Using the Latest Diffusers Monkey Patching function to load LoRA produces exactly the same result compare with A1111
Pull the latest code from Hugging Face’s Diffusers code repository, and found that the newest code updated related to LoRA loading is updated and can do Monkey-Patching LoRA loading now.
To install the latest Diffusers:
pip install -U git+https://github.com/huggingface/diffusers.git@main
The LoRA loading function was generating slightly faulty results yesterday, according to my test. This article discusses how to use the latest LoRA loader from the Diffusers package.
Load LoRA and update the Stable Diffusion model weight
It has been a while since programmers using Diffusers can’t have the LoRA loaded in an easy way. To load LoRA to a checkpoint model and output the same result as A1111’s Stable Diffusion Webui did, we need to use additional custom code to load the weights as I provided in this article.
The solution provided in this article works well and fast, while it requires additional management on the LoRA alpha weight, we need to create a variable to remember the current LoRA weight α. Because the load LoRA code simply adds put the A and B matrix from LoRA together.
And then merge with the main checkpoint model weight W.
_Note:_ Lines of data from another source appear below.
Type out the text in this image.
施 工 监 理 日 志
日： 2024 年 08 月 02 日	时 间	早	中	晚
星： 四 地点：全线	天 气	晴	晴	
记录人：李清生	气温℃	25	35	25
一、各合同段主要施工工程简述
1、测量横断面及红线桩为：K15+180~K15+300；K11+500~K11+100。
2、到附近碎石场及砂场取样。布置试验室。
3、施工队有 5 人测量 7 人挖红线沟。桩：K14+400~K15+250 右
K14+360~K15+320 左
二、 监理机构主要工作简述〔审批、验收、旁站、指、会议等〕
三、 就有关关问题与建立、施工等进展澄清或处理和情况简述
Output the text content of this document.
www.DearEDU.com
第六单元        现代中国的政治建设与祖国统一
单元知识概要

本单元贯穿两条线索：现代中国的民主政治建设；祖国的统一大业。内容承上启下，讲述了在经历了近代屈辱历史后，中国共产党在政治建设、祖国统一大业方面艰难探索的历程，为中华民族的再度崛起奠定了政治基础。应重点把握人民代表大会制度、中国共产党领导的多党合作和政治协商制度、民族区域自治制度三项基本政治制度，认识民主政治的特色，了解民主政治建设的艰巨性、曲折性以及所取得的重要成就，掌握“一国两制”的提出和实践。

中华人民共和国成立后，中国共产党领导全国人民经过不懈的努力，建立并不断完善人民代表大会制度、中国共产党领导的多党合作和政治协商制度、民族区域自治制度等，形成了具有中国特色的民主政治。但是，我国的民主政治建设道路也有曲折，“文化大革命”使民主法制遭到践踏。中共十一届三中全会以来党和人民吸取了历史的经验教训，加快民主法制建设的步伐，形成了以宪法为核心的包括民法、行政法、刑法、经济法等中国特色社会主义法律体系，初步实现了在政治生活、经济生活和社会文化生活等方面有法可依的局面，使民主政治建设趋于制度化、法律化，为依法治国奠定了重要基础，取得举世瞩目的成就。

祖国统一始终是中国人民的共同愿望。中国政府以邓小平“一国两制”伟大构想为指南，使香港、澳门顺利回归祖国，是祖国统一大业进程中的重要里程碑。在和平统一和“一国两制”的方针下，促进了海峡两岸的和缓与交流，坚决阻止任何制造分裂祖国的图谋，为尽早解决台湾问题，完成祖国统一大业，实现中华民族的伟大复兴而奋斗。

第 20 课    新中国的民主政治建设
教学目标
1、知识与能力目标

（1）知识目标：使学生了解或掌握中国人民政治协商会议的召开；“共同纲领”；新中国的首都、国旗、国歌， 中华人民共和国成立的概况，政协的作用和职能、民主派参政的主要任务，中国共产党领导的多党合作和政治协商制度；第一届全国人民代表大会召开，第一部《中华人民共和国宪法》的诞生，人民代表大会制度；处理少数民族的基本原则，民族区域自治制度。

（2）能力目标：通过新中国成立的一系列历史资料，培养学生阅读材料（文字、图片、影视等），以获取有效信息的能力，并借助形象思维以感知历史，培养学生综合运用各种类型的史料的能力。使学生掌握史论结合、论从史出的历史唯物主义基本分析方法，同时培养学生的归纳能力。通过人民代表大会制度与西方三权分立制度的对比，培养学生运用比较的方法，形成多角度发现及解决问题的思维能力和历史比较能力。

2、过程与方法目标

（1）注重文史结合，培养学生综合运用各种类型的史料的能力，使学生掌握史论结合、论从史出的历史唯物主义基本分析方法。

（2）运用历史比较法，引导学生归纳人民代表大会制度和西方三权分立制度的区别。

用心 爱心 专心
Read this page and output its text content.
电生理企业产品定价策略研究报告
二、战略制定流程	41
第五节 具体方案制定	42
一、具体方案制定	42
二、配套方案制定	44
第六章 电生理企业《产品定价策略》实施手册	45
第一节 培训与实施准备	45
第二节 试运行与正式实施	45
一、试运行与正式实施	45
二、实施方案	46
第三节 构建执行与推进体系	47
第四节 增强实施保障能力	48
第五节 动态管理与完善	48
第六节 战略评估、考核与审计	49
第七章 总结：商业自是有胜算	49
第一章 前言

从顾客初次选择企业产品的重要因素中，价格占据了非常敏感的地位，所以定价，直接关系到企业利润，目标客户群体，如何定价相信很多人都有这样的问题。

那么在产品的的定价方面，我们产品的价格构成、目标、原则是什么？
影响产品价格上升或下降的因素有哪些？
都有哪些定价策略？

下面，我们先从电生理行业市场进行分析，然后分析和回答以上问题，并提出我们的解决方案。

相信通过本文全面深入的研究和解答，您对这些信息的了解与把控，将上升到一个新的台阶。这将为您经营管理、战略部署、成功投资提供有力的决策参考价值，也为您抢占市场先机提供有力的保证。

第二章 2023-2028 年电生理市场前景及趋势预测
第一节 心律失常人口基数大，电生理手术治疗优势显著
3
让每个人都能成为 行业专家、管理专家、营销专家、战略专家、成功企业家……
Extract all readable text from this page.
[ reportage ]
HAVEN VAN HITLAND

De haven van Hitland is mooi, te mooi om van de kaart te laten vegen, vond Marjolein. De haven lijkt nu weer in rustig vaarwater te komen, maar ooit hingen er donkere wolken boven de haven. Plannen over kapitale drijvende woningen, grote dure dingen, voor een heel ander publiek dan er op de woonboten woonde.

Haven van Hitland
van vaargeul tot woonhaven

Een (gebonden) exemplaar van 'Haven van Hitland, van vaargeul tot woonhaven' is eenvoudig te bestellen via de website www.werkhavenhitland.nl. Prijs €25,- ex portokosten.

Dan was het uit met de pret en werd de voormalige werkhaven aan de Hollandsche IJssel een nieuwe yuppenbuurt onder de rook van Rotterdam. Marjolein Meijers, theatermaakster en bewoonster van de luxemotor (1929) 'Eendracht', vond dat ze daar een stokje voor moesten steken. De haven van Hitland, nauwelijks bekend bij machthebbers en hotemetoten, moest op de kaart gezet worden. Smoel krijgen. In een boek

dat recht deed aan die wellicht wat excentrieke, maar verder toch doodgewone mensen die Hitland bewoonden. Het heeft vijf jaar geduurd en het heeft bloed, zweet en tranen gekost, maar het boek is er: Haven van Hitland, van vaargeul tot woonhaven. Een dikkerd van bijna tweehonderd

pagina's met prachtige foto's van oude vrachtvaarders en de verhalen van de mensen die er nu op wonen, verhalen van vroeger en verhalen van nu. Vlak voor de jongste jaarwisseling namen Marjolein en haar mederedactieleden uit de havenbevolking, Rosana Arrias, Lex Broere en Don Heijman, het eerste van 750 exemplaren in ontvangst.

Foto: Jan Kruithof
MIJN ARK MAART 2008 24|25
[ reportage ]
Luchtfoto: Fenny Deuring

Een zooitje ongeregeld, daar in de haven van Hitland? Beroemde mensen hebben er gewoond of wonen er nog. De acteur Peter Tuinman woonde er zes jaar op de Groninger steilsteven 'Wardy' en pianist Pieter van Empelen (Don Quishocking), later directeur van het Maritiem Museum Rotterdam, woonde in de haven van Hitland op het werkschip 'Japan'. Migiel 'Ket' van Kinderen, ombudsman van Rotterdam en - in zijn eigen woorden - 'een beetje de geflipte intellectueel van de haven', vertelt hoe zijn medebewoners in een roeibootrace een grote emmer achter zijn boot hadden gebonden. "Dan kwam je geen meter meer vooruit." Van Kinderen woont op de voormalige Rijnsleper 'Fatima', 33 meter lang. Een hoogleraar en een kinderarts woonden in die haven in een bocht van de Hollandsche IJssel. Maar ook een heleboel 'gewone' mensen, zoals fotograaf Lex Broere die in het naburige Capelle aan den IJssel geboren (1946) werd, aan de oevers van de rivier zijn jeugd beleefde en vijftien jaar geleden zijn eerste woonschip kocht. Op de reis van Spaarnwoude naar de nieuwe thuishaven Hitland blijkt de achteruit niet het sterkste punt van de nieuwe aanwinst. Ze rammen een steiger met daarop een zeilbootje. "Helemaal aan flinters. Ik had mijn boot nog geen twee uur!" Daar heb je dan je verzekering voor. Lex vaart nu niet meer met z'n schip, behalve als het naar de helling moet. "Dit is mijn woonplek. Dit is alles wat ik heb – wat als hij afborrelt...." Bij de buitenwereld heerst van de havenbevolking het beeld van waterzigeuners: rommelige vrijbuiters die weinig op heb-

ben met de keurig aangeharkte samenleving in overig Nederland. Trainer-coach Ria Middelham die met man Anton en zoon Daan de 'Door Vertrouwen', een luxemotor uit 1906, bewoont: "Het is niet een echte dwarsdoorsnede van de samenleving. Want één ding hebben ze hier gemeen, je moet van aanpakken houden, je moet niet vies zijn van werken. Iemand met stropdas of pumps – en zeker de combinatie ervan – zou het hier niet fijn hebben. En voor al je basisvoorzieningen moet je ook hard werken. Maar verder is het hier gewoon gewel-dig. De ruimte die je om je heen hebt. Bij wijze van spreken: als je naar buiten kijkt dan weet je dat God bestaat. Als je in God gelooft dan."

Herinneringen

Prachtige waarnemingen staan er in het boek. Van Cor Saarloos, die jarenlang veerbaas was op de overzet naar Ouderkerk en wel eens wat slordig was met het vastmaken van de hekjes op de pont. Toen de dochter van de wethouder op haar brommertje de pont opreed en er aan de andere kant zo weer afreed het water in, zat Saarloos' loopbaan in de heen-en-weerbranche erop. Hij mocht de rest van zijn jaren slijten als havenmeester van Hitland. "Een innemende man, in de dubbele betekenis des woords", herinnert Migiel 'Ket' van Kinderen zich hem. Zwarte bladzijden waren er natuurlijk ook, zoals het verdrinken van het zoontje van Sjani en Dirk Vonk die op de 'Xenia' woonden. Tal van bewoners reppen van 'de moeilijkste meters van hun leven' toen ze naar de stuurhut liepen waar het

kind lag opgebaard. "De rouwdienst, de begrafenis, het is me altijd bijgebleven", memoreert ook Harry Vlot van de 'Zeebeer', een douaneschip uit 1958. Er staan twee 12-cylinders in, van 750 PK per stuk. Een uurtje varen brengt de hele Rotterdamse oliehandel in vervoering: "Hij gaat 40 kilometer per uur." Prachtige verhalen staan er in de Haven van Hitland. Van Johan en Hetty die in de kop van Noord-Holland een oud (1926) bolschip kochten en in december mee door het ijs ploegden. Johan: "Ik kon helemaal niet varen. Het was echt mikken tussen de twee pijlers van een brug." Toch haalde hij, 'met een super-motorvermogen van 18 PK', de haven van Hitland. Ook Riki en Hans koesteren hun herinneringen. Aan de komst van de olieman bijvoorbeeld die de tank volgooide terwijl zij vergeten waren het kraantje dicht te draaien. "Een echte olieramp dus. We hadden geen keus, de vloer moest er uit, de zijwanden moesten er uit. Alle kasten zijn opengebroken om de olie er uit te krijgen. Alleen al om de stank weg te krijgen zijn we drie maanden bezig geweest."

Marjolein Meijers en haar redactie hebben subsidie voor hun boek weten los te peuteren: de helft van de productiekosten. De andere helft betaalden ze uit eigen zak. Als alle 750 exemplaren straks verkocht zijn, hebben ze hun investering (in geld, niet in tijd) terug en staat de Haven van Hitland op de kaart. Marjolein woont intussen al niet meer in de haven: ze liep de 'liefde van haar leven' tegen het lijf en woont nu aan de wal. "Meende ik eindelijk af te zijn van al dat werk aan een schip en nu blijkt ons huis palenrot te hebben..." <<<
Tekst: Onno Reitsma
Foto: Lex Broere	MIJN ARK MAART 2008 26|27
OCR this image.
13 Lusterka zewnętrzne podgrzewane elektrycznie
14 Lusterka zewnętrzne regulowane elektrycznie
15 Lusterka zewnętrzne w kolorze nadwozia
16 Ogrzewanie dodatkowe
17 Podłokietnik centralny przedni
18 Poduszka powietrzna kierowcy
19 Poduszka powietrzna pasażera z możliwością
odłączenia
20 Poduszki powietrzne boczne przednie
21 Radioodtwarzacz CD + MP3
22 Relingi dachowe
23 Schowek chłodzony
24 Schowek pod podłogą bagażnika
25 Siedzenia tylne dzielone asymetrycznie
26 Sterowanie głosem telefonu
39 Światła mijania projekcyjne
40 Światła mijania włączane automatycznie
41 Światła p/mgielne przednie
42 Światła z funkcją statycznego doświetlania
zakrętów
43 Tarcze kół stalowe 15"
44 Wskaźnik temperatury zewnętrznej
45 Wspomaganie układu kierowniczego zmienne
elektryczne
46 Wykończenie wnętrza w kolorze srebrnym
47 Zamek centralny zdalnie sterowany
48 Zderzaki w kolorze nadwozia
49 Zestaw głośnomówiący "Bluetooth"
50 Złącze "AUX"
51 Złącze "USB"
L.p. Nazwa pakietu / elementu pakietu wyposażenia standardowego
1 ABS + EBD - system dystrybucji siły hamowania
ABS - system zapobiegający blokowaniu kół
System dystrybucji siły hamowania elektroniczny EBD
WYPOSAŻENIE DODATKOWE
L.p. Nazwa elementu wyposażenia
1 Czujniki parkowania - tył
To remove the LoRA weights, we will need a negative -α to remove the LoRA weights, or recreate the pipeline.
The Monkey-Patching way to load LoRA
Another way to use LoRA is patching the code that executes the module forward process, and bringing the LoRA weights during the time of calculating text embedding and attention score.
And this is how Diffusers LoraLoaderMixin’s approach to LoRA loading. The good part of this approach is that no model weight is updated, we can easily reset the LoRA and provide a new α to define the LoRA weight.